18/01/2009
LA LAÏCITE N'EST PAS L'INTEGRATION (suite)
… MAIS FAIT PARTIE DE LA REGULATION SOCIALE .
Ce qu’est –ce que n’est pas la laïcité III
Je reprends les Notes qui cherchent à indiquer ce qu’est et ce que n’est pas la laïcité. Je vais essayer de faire une Note pas trop longue : depuis quelques jours j’ai un mal de dos épouvantable du, je pense, à une fréquentation assidue de mon ordinateur.
Reportez-vous à la Note du 6 janvier et à celle du 29 décembre : "L’intégration n’est pas ce que vous croyez" et "La laïcité n'est pas l'intégration".
Nous avons tenté d’aborder l’intégration autrement que l’idéologie dominante qui la réduit à un problème d’immigration : les migrants où leurs enfants doivent s’intégrer à une sorte de France républicaine intemporelle, figée.
Nous avons vu que pour Durkheim et la tradition sociologique jusqu’aux années 1970, « l’intégration » concernait tout individu, quel qu’il soit, dans ses rapports à la société (et aussi à un groupe, une institution).
L’intégration, c’est la capacité d’une société (d’un groupe, d’une institution,…) à intégrer ses membres.
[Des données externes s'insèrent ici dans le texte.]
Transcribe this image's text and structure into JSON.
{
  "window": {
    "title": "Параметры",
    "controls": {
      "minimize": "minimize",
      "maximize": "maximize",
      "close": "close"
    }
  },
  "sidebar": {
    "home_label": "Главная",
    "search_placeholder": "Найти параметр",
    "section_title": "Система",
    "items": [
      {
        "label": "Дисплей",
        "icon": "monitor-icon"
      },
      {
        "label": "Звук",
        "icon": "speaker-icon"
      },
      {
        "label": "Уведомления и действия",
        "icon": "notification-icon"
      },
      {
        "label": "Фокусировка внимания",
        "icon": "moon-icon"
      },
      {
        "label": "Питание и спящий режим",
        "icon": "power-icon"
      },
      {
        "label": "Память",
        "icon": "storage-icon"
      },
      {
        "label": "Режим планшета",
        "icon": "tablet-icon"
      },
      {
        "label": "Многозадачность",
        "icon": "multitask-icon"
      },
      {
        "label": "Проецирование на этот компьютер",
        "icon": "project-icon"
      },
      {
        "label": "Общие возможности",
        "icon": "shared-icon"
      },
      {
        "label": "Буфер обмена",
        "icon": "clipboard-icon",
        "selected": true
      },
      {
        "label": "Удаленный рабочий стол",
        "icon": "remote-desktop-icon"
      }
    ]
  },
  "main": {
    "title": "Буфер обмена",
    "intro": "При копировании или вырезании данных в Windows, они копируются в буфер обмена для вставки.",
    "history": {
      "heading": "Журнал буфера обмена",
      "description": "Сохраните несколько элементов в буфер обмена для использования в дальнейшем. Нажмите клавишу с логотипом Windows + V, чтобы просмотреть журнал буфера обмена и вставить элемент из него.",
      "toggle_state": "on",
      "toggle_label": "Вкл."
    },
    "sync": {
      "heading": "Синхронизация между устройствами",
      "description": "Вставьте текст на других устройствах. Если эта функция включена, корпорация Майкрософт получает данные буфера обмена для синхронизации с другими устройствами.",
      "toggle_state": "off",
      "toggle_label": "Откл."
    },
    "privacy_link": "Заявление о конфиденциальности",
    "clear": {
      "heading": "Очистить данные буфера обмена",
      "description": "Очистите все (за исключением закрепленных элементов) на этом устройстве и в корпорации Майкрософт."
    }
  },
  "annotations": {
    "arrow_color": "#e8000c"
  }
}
Il faut donc se focaliser d’abord sur la dite société, pas sur les individus.
Chez Durkheim, il existe une catégorie de suicides due à une trop faible intégration sociale et une autre catégorie due à une intégration trop forte, trop complète.
Le degré d’intégration souhaitable est donc un enjeu social: une société démocratique doit être capable d'intégrer ni trop (intégration totale = société totalitaire) ni trop peu.
Dans les années 1960 et 1970 des analystes ont mis l’accent sur la « participation » et même la « contestation ».
Si on veut se focaliser sur les migrants, on peut dire que des années 1930 aux années 1980, ils se sont « intégrés » souvent en participant aux activités d’organisation qui contestaient la société : l’Eglise catholique et le Parti Communiste.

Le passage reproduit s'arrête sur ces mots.